# Reliability of AI Tools in Generating Patient Education Brochures for Bariatric Surgery: An Observational Study

**Authors:** Sneha Zakkir, Khushali Dadhich, Bavanthi K V, Lakshmi Nikhita Bukkasamudram, Anjali Krishna Santhosh, Shrirampirajin Thangaraj, Pallavi Padmakar Kulkarni

PMC · DOI: 10.7759/cureus.99321 · 2025-12-15

## TL;DR

This study evaluates how reliable and readable AI tools like ChatGPT and Google Gemini are in creating patient brochures for bariatric surgery.

## Contribution

The study compares the readability and reliability of AI-generated patient education brochures for bariatric surgery using two major AI tools.

## Key findings

- Both ChatGPT and Google Gemini produced brochures with similar readability and reliability scores.
- Gemini showed higher text overlap with existing literature, while ChatGPT used more original phrasing.
- The readability of the brochures was at a college level, limiting accessibility for patients with lower literacy.

## Abstract

Background: Patient education plays a key role in helping individuals understand their health conditions and participate in treatment. With the growing use of artificial intelligence (AI), tools like ChatGPT (OpenAI, San Francisco, CA, USA) and Google Gemini (Mountain View, CA, USA) are increasingly being used to generate patient information. This study assessed how readable and reliable AI-generated brochures on bariatric surgery are.

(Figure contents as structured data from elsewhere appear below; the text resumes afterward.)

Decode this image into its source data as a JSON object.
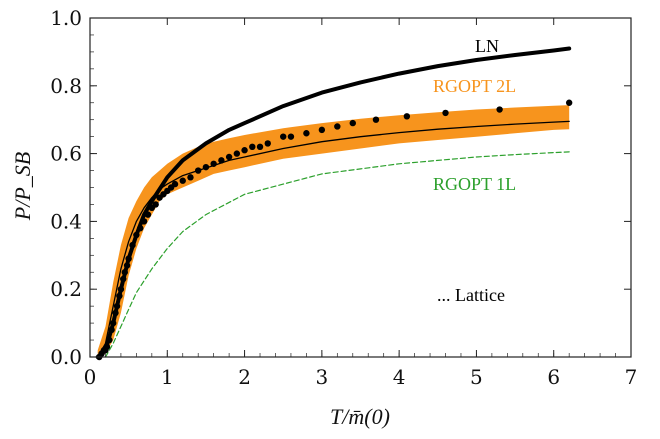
{
  "chart_data": {
    "type": "line",
    "title": "",
    "xlabel": "T/m̄(0)",
    "ylabel": "P/P_SB",
    "xlim": [
      0,
      7
    ],
    "ylim": [
      0,
      1.0
    ],
    "x_ticks": [
      "0",
      "1",
      "2",
      "3",
      "4",
      "5",
      "6",
      "7"
    ],
    "y_ticks": [
      "0.0",
      "0.2",
      "0.4",
      "0.6",
      "0.8",
      "1.0"
    ],
    "grid": false,
    "legend": "annotations",
    "annotations": [
      {
        "text": "LN",
        "color": "#000000"
      },
      {
        "text": "RGOPT 2L",
        "color": "#f7941d"
      },
      {
        "text": "RGOPT 1L",
        "color": "#2ca02c"
      },
      {
        "text": "... Lattice",
        "color": "#000000"
      }
    ],
    "series": [
      {
        "name": "LN",
        "style": "thick-solid",
        "color": "#000000",
        "x": [
          0.1,
          0.2,
          0.3,
          0.4,
          0.5,
          0.6,
          0.7,
          0.8,
          1.0,
          1.2,
          1.5,
          1.8,
          2.0,
          2.5,
          3.0,
          3.5,
          4.0,
          4.5,
          5.0,
          5.5,
          6.0,
          6.2
        ],
        "y": [
          0.0,
          0.02,
          0.1,
          0.2,
          0.29,
          0.36,
          0.42,
          0.46,
          0.53,
          0.58,
          0.63,
          0.67,
          0.69,
          0.74,
          0.78,
          0.81,
          0.836,
          0.858,
          0.876,
          0.891,
          0.904,
          0.91
        ]
      },
      {
        "name": "RGOPT 2L",
        "style": "thin-solid-with-band",
        "color": "#000000",
        "band_color": "#f7941d",
        "x": [
          0.1,
          0.2,
          0.3,
          0.4,
          0.5,
          0.6,
          0.7,
          0.8,
          0.9,
          1.0,
          1.2,
          1.4,
          1.6,
          1.8,
          2.0,
          2.5,
          3.0,
          3.5,
          4.0,
          4.5,
          5.0,
          5.5,
          6.0,
          6.2
        ],
        "y": [
          0.0,
          0.04,
          0.15,
          0.26,
          0.34,
          0.4,
          0.44,
          0.47,
          0.495,
          0.51,
          0.535,
          0.55,
          0.565,
          0.58,
          0.59,
          0.615,
          0.635,
          0.65,
          0.662,
          0.672,
          0.68,
          0.687,
          0.693,
          0.695
        ],
        "y_low": [
          0.0,
          0.01,
          0.05,
          0.13,
          0.24,
          0.32,
          0.38,
          0.42,
          0.46,
          0.48,
          0.5,
          0.52,
          0.54,
          0.55,
          0.56,
          0.585,
          0.6,
          0.615,
          0.63,
          0.64,
          0.65,
          0.66,
          0.67,
          0.672
        ],
        "y_high": [
          0.02,
          0.09,
          0.22,
          0.33,
          0.41,
          0.46,
          0.5,
          0.53,
          0.55,
          0.57,
          0.6,
          0.62,
          0.635,
          0.645,
          0.655,
          0.675,
          0.69,
          0.703,
          0.713,
          0.722,
          0.73,
          0.736,
          0.741,
          0.743
        ]
      },
      {
        "name": "RGOPT 1L",
        "style": "dashed",
        "color": "#2ca02c",
        "x": [
          0.2,
          0.3,
          0.4,
          0.5,
          0.6,
          0.8,
          1.0,
          1.2,
          1.5,
          2.0,
          2.5,
          3.0,
          3.5,
          4.0,
          4.5,
          5.0,
          5.5,
          6.0,
          6.2
        ],
        "y": [
          0.0,
          0.04,
          0.09,
          0.14,
          0.19,
          0.26,
          0.32,
          0.37,
          0.42,
          0.48,
          0.51,
          0.54,
          0.555,
          0.57,
          0.58,
          0.59,
          0.597,
          0.603,
          0.605
        ]
      },
      {
        "name": "Lattice",
        "style": "points",
        "color": "#000000",
        "x": [
          0.12,
          0.15,
          0.18,
          0.2,
          0.22,
          0.25,
          0.28,
          0.3,
          0.33,
          0.35,
          0.38,
          0.4,
          0.43,
          0.45,
          0.48,
          0.5,
          0.55,
          0.6,
          0.65,
          0.7,
          0.75,
          0.8,
          0.85,
          0.9,
          0.95,
          1.0,
          1.05,
          1.1,
          1.2,
          1.3,
          1.4,
          1.5,
          1.6,
          1.7,
          1.8,
          1.9,
          2.0,
          2.1,
          2.2,
          2.3,
          2.5,
          2.6,
          2.8,
          3.0,
          3.2,
          3.4,
          3.7,
          4.1,
          4.6,
          5.3,
          6.2
        ],
        "y": [
          0.0,
          0.01,
          0.02,
          0.02,
          0.03,
          0.05,
          0.08,
          0.1,
          0.13,
          0.15,
          0.18,
          0.2,
          0.23,
          0.25,
          0.27,
          0.29,
          0.33,
          0.36,
          0.38,
          0.4,
          0.42,
          0.44,
          0.45,
          0.47,
          0.48,
          0.49,
          0.5,
          0.51,
          0.52,
          0.53,
          0.55,
          0.56,
          0.57,
          0.58,
          0.59,
          0.6,
          0.61,
          0.62,
          0.62,
          0.63,
          0.65,
          0.65,
          0.66,
          0.67,
          0.68,
          0.69,
          0.7,
          0.71,
          0.72,
          0.73,
          0.75
        ]
      }
    ]
  }
}
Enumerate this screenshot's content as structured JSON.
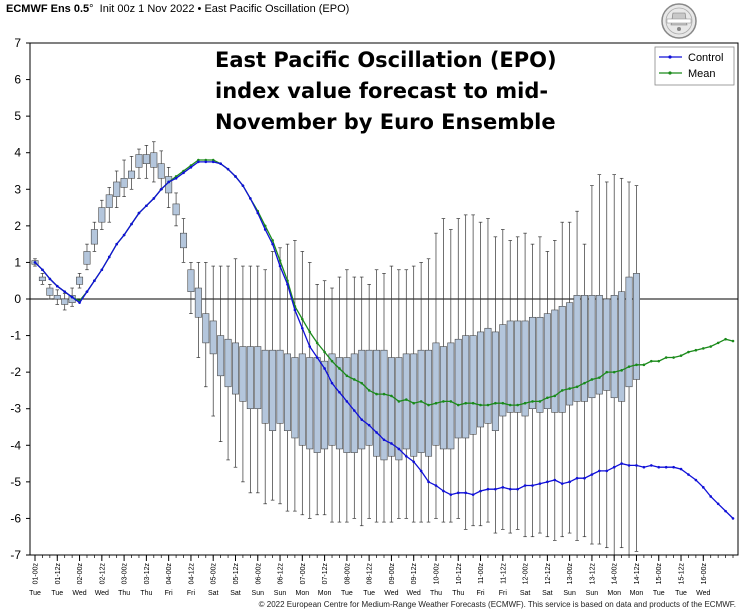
{
  "header": {
    "model": "ECMWF Ens 0.5",
    "degree": "°",
    "init": "Init 00z 1 Nov 2022",
    "bullet": "•",
    "product": "East Pacific Oscillation (EPO)"
  },
  "logo": {
    "text": "WeatherBELL",
    "icon": "weatherbell-logo"
  },
  "annotation_lines": [
    "East Pacific Oscillation (EPO)",
    "index value forecast to mid-",
    "November by Euro Ensemble"
  ],
  "footer": "© 2022 European Centre for Medium-Range Weather Forecasts (ECMWF). This service is based on data and products of the ECMWF.",
  "colors": {
    "control": "#1010d8",
    "mean": "#1a8a1a",
    "box_fill": "#b4c6dc",
    "box_stroke": "#4a4a4a",
    "whisker": "#333333",
    "zero_line": "#000000"
  },
  "chart_data": {
    "type": "line",
    "ylim": [
      -7,
      7
    ],
    "yticks": [
      7,
      6,
      5,
      4,
      3,
      2,
      1,
      0,
      -1,
      -2,
      -3,
      -4,
      -5,
      -6,
      -7
    ],
    "grid": false,
    "legend_position": "top-right",
    "legend": [
      "Control",
      "Mean"
    ],
    "x_tick_labels": [
      "01-00z",
      "01-12z",
      "02-00z",
      "02-12z",
      "03-00z",
      "03-12z",
      "04-00z",
      "04-12z",
      "05-00z",
      "05-12z",
      "06-00z",
      "06-12z",
      "07-00z",
      "07-12z",
      "08-00z",
      "08-12z",
      "09-00z",
      "09-12z",
      "10-00z",
      "10-12z",
      "11-00z",
      "11-12z",
      "12-00z",
      "12-12z",
      "13-00z",
      "13-12z",
      "14-00z",
      "14-12z",
      "15-00z",
      "15-12z",
      "16-00z"
    ],
    "day_labels": [
      "Tue",
      "Tue",
      "Wed",
      "Wed",
      "Thu",
      "Thu",
      "Fri",
      "Fri",
      "Sat",
      "Sat",
      "Sun",
      "Sun",
      "Mon",
      "Mon",
      "Tue",
      "Tue",
      "Wed",
      "Wed",
      "Thu",
      "Thu",
      "Fri",
      "Fri",
      "Sat",
      "Sat",
      "Sun",
      "Sun",
      "Mon",
      "Mon",
      "Tue",
      "Tue",
      "Wed"
    ],
    "series": [
      {
        "name": "Control",
        "values": [
          1.0,
          0.8,
          0.55,
          0.35,
          0.2,
          0.05,
          -0.1,
          0.2,
          0.5,
          0.8,
          1.15,
          1.5,
          1.75,
          2.05,
          2.35,
          2.55,
          2.75,
          3.0,
          3.2,
          3.3,
          3.45,
          3.6,
          3.75,
          3.75,
          3.75,
          3.7,
          3.55,
          3.35,
          3.1,
          2.75,
          2.35,
          1.9,
          1.5,
          0.9,
          0.4,
          -0.3,
          -0.8,
          -1.3,
          -1.6,
          -1.9,
          -2.3,
          -2.55,
          -2.8,
          -3.05,
          -3.3,
          -3.45,
          -3.65,
          -3.85,
          -3.95,
          -4.1,
          -4.3,
          -4.45,
          -4.7,
          -5.0,
          -5.1,
          -5.25,
          -5.35,
          -5.3,
          -5.3,
          -5.35,
          -5.25,
          -5.2,
          -5.2,
          -5.15,
          -5.2,
          -5.2,
          -5.1,
          -5.1,
          -5.05,
          -5.0,
          -4.95,
          -5.05,
          -5.0,
          -4.9,
          -4.9,
          -4.8,
          -4.7,
          -4.7,
          -4.6,
          -4.5,
          -4.55,
          -4.55,
          -4.6,
          -4.55,
          -4.6,
          -4.6,
          -4.6,
          -4.65,
          -4.8,
          -4.95,
          -5.15,
          -5.4,
          -5.6,
          -5.8,
          -6.0
        ]
      },
      {
        "name": "Mean",
        "values": [
          1.0,
          0.8,
          0.55,
          0.35,
          0.2,
          0.05,
          -0.05,
          0.2,
          0.5,
          0.8,
          1.15,
          1.5,
          1.75,
          2.05,
          2.35,
          2.55,
          2.75,
          3.0,
          3.2,
          3.35,
          3.5,
          3.65,
          3.8,
          3.8,
          3.8,
          3.7,
          3.55,
          3.35,
          3.1,
          2.75,
          2.4,
          2.0,
          1.6,
          1.05,
          0.5,
          -0.2,
          -0.55,
          -0.9,
          -1.2,
          -1.45,
          -1.7,
          -1.9,
          -2.1,
          -2.2,
          -2.3,
          -2.5,
          -2.6,
          -2.6,
          -2.65,
          -2.8,
          -2.75,
          -2.85,
          -2.8,
          -2.9,
          -2.85,
          -2.8,
          -2.8,
          -2.9,
          -2.85,
          -2.85,
          -2.9,
          -2.9,
          -2.85,
          -2.85,
          -2.9,
          -2.9,
          -2.85,
          -2.8,
          -2.8,
          -2.7,
          -2.65,
          -2.5,
          -2.45,
          -2.4,
          -2.3,
          -2.2,
          -2.15,
          -2.0,
          -2.0,
          -1.95,
          -1.85,
          -1.8,
          -1.8,
          -1.7,
          -1.7,
          -1.6,
          -1.6,
          -1.55,
          -1.45,
          -1.4,
          -1.35,
          -1.3,
          -1.2,
          -1.1,
          -1.15
        ]
      }
    ],
    "box_plots": [
      {
        "index": 0,
        "min": 0.9,
        "q1": 0.95,
        "q3": 1.05,
        "max": 1.1
      },
      {
        "index": 1,
        "min": 0.4,
        "q1": 0.5,
        "q3": 0.6,
        "max": 0.7
      },
      {
        "index": 2,
        "min": 0.0,
        "q1": 0.1,
        "q3": 0.3,
        "max": 0.4
      },
      {
        "index": 3,
        "min": -0.15,
        "q1": 0.0,
        "q3": 0.1,
        "max": 0.25
      },
      {
        "index": 4,
        "min": -0.3,
        "q1": -0.15,
        "q3": 0.0,
        "max": 0.15
      },
      {
        "index": 5,
        "min": -0.2,
        "q1": -0.1,
        "q3": 0.1,
        "max": 0.3
      },
      {
        "index": 6,
        "min": 0.3,
        "q1": 0.4,
        "q3": 0.6,
        "max": 0.7
      },
      {
        "index": 7,
        "min": 0.8,
        "q1": 0.95,
        "q3": 1.3,
        "max": 1.5
      },
      {
        "index": 8,
        "min": 1.3,
        "q1": 1.5,
        "q3": 1.9,
        "max": 2.1
      },
      {
        "index": 9,
        "min": 1.9,
        "q1": 2.1,
        "q3": 2.5,
        "max": 2.7
      },
      {
        "index": 10,
        "min": 2.1,
        "q1": 2.5,
        "q3": 2.85,
        "max": 3.05
      },
      {
        "index": 11,
        "min": 2.5,
        "q1": 2.8,
        "q3": 3.2,
        "max": 3.5
      },
      {
        "index": 12,
        "min": 2.8,
        "q1": 3.05,
        "q3": 3.3,
        "max": 3.8
      },
      {
        "index": 13,
        "min": 3.0,
        "q1": 3.3,
        "q3": 3.5,
        "max": 3.9
      },
      {
        "index": 14,
        "min": 3.3,
        "q1": 3.6,
        "q3": 3.95,
        "max": 4.1
      },
      {
        "index": 15,
        "min": 3.3,
        "q1": 3.7,
        "q3": 3.95,
        "max": 4.2
      },
      {
        "index": 16,
        "min": 3.2,
        "q1": 3.6,
        "q3": 4.0,
        "max": 4.3
      },
      {
        "index": 17,
        "min": 3.0,
        "q1": 3.3,
        "q3": 3.7,
        "max": 4.05
      },
      {
        "index": 18,
        "min": 2.5,
        "q1": 2.9,
        "q3": 3.35,
        "max": 3.6
      },
      {
        "index": 19,
        "min": 2.0,
        "q1": 2.3,
        "q3": 2.6,
        "max": 2.9
      },
      {
        "index": 20,
        "min": 1.0,
        "q1": 1.4,
        "q3": 1.8,
        "max": 2.2
      },
      {
        "index": 21,
        "min": -0.4,
        "q1": 0.2,
        "q3": 0.8,
        "max": 1.0
      },
      {
        "index": 22,
        "min": -1.6,
        "q1": -0.5,
        "q3": 0.3,
        "max": 1.0
      },
      {
        "index": 23,
        "min": -2.4,
        "q1": -1.2,
        "q3": -0.4,
        "max": 1.0
      },
      {
        "index": 24,
        "min": -3.2,
        "q1": -1.5,
        "q3": -0.6,
        "max": 0.9
      },
      {
        "index": 25,
        "min": -3.9,
        "q1": -2.1,
        "q3": -1.0,
        "max": 0.9
      },
      {
        "index": 26,
        "min": -4.4,
        "q1": -2.4,
        "q3": -1.1,
        "max": 0.9
      },
      {
        "index": 27,
        "min": -4.6,
        "q1": -2.6,
        "q3": -1.2,
        "max": 1.1
      },
      {
        "index": 28,
        "min": -5.0,
        "q1": -2.8,
        "q3": -1.3,
        "max": 0.9
      },
      {
        "index": 29,
        "min": -5.3,
        "q1": -3.0,
        "q3": -1.3,
        "max": 0.9
      },
      {
        "index": 30,
        "min": -5.3,
        "q1": -3.0,
        "q3": -1.3,
        "max": 0.9
      },
      {
        "index": 31,
        "min": -5.6,
        "q1": -3.4,
        "q3": -1.4,
        "max": 0.8
      },
      {
        "index": 32,
        "min": -5.5,
        "q1": -3.6,
        "q3": -1.4,
        "max": 1.3
      },
      {
        "index": 33,
        "min": -5.6,
        "q1": -3.4,
        "q3": -1.4,
        "max": 1.4
      },
      {
        "index": 34,
        "min": -5.8,
        "q1": -3.6,
        "q3": -1.5,
        "max": 1.5
      },
      {
        "index": 35,
        "min": -5.8,
        "q1": -3.8,
        "q3": -1.6,
        "max": 1.6
      },
      {
        "index": 36,
        "min": -5.9,
        "q1": -4.0,
        "q3": -1.5,
        "max": 1.3
      },
      {
        "index": 37,
        "min": -6.0,
        "q1": -4.1,
        "q3": -1.6,
        "max": 1.0
      },
      {
        "index": 38,
        "min": -5.9,
        "q1": -4.2,
        "q3": -1.6,
        "max": 0.4
      },
      {
        "index": 39,
        "min": -5.9,
        "q1": -4.1,
        "q3": -1.7,
        "max": 0.5
      },
      {
        "index": 40,
        "min": -6.1,
        "q1": -4.0,
        "q3": -1.5,
        "max": 0.3
      },
      {
        "index": 41,
        "min": -6.1,
        "q1": -4.1,
        "q3": -1.6,
        "max": 0.6
      },
      {
        "index": 42,
        "min": -6.1,
        "q1": -4.2,
        "q3": -1.6,
        "max": 0.8
      },
      {
        "index": 43,
        "min": -6.0,
        "q1": -4.2,
        "q3": -1.5,
        "max": 0.6
      },
      {
        "index": 44,
        "min": -6.2,
        "q1": -4.1,
        "q3": -1.4,
        "max": 0.6
      },
      {
        "index": 45,
        "min": -6.0,
        "q1": -4.0,
        "q3": -1.4,
        "max": 0.4
      },
      {
        "index": 46,
        "min": -6.1,
        "q1": -4.3,
        "q3": -1.4,
        "max": 0.8
      },
      {
        "index": 47,
        "min": -6.1,
        "q1": -4.4,
        "q3": -1.4,
        "max": 0.7
      },
      {
        "index": 48,
        "min": -6.1,
        "q1": -4.3,
        "q3": -1.6,
        "max": 0.9
      },
      {
        "index": 49,
        "min": -6.0,
        "q1": -4.4,
        "q3": -1.6,
        "max": 0.8
      },
      {
        "index": 50,
        "min": -6.0,
        "q1": -4.1,
        "q3": -1.5,
        "max": 0.8
      },
      {
        "index": 51,
        "min": -6.1,
        "q1": -4.3,
        "q3": -1.5,
        "max": 0.9
      },
      {
        "index": 52,
        "min": -6.1,
        "q1": -4.2,
        "q3": -1.4,
        "max": 1.0
      },
      {
        "index": 53,
        "min": -6.1,
        "q1": -4.3,
        "q3": -1.4,
        "max": 1.1
      },
      {
        "index": 54,
        "min": -6.0,
        "q1": -4.0,
        "q3": -1.2,
        "max": 1.8
      },
      {
        "index": 55,
        "min": -6.1,
        "q1": -4.1,
        "q3": -1.3,
        "max": 2.2
      },
      {
        "index": 56,
        "min": -6.1,
        "q1": -4.1,
        "q3": -1.2,
        "max": 1.9
      },
      {
        "index": 57,
        "min": -6.0,
        "q1": -3.8,
        "q3": -1.1,
        "max": 2.2
      },
      {
        "index": 58,
        "min": -6.3,
        "q1": -3.8,
        "q3": -1.0,
        "max": 2.3
      },
      {
        "index": 59,
        "min": -6.2,
        "q1": -3.7,
        "q3": -1.0,
        "max": 2.3
      },
      {
        "index": 60,
        "min": -6.2,
        "q1": -3.5,
        "q3": -0.9,
        "max": 2.1
      },
      {
        "index": 61,
        "min": -6.1,
        "q1": -3.4,
        "q3": -0.8,
        "max": 2.2
      },
      {
        "index": 62,
        "min": -6.4,
        "q1": -3.6,
        "q3": -0.9,
        "max": 1.7
      },
      {
        "index": 63,
        "min": -6.3,
        "q1": -3.2,
        "q3": -0.7,
        "max": 1.9
      },
      {
        "index": 64,
        "min": -6.4,
        "q1": -3.1,
        "q3": -0.6,
        "max": 1.6
      },
      {
        "index": 65,
        "min": -6.3,
        "q1": -3.1,
        "q3": -0.6,
        "max": 1.7
      },
      {
        "index": 66,
        "min": -6.5,
        "q1": -3.2,
        "q3": -0.6,
        "max": 1.8
      },
      {
        "index": 67,
        "min": -6.5,
        "q1": -3.0,
        "q3": -0.5,
        "max": 1.5
      },
      {
        "index": 68,
        "min": -6.4,
        "q1": -3.1,
        "q3": -0.5,
        "max": 1.7
      },
      {
        "index": 69,
        "min": -6.5,
        "q1": -3.0,
        "q3": -0.4,
        "max": 1.3
      },
      {
        "index": 70,
        "min": -6.6,
        "q1": -3.1,
        "q3": -0.3,
        "max": 1.6
      },
      {
        "index": 71,
        "min": -6.5,
        "q1": -3.1,
        "q3": -0.2,
        "max": 2.1
      },
      {
        "index": 72,
        "min": -6.4,
        "q1": -2.9,
        "q3": -0.1,
        "max": 2.1
      },
      {
        "index": 73,
        "min": -6.6,
        "q1": -2.8,
        "q3": 0.1,
        "max": 2.4
      },
      {
        "index": 74,
        "min": -6.5,
        "q1": -2.8,
        "q3": 0.1,
        "max": 1.5
      },
      {
        "index": 75,
        "min": -6.7,
        "q1": -2.7,
        "q3": 0.1,
        "max": 3.1
      },
      {
        "index": 76,
        "min": -6.7,
        "q1": -2.6,
        "q3": 0.1,
        "max": 3.4
      },
      {
        "index": 77,
        "min": -6.8,
        "q1": -2.5,
        "q3": 0.0,
        "max": 3.2
      },
      {
        "index": 78,
        "min": -7.0,
        "q1": -2.7,
        "q3": 0.1,
        "max": 3.4
      },
      {
        "index": 79,
        "min": -6.8,
        "q1": -2.8,
        "q3": 0.2,
        "max": 3.3
      },
      {
        "index": 80,
        "min": -7.0,
        "q1": -2.4,
        "q3": 0.6,
        "max": 3.2
      },
      {
        "index": 81,
        "min": -6.9,
        "q1": -2.2,
        "q3": 0.7,
        "max": 3.1
      }
    ]
  }
}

Methods: A cross-sectional study was conducted in September 2024 to generate patient brochures on six common bariatric procedures using ChatGPT and Google Gemini. Each brochure was evaluated for readability using the Flesch-Kincaid metrics, and “similarity” was assessed using Quillbot to estimate text overlap with existing literature (higher similarity indicating greater overlap). Reliability was measured using the modified DISCERN score, where higher scores reflect more trustworthy health information.

Results: ChatGPT generally produced longer brochures with more sentences, while Gemini generated shorter text with slightly longer sentences. Despite these structural differences, both tools produced content with similar readability levels - approximately college-level - and comparable reliability scores. Gemini showed higher similarity with pre-existing text, while ChatGPT produced more original phrasing. Overall, both tools generated patient information of good reliability but with limited accessibility for individuals with lower literacy.

Conclusion: ChatGPT and Google Gemini can produce reliable educational material on bariatric surgery, but the readability remains higher than ideal for the average patient. Human editing and simplification may be necessary to make AI-generated brochures more accessible and suitable for routine patient education.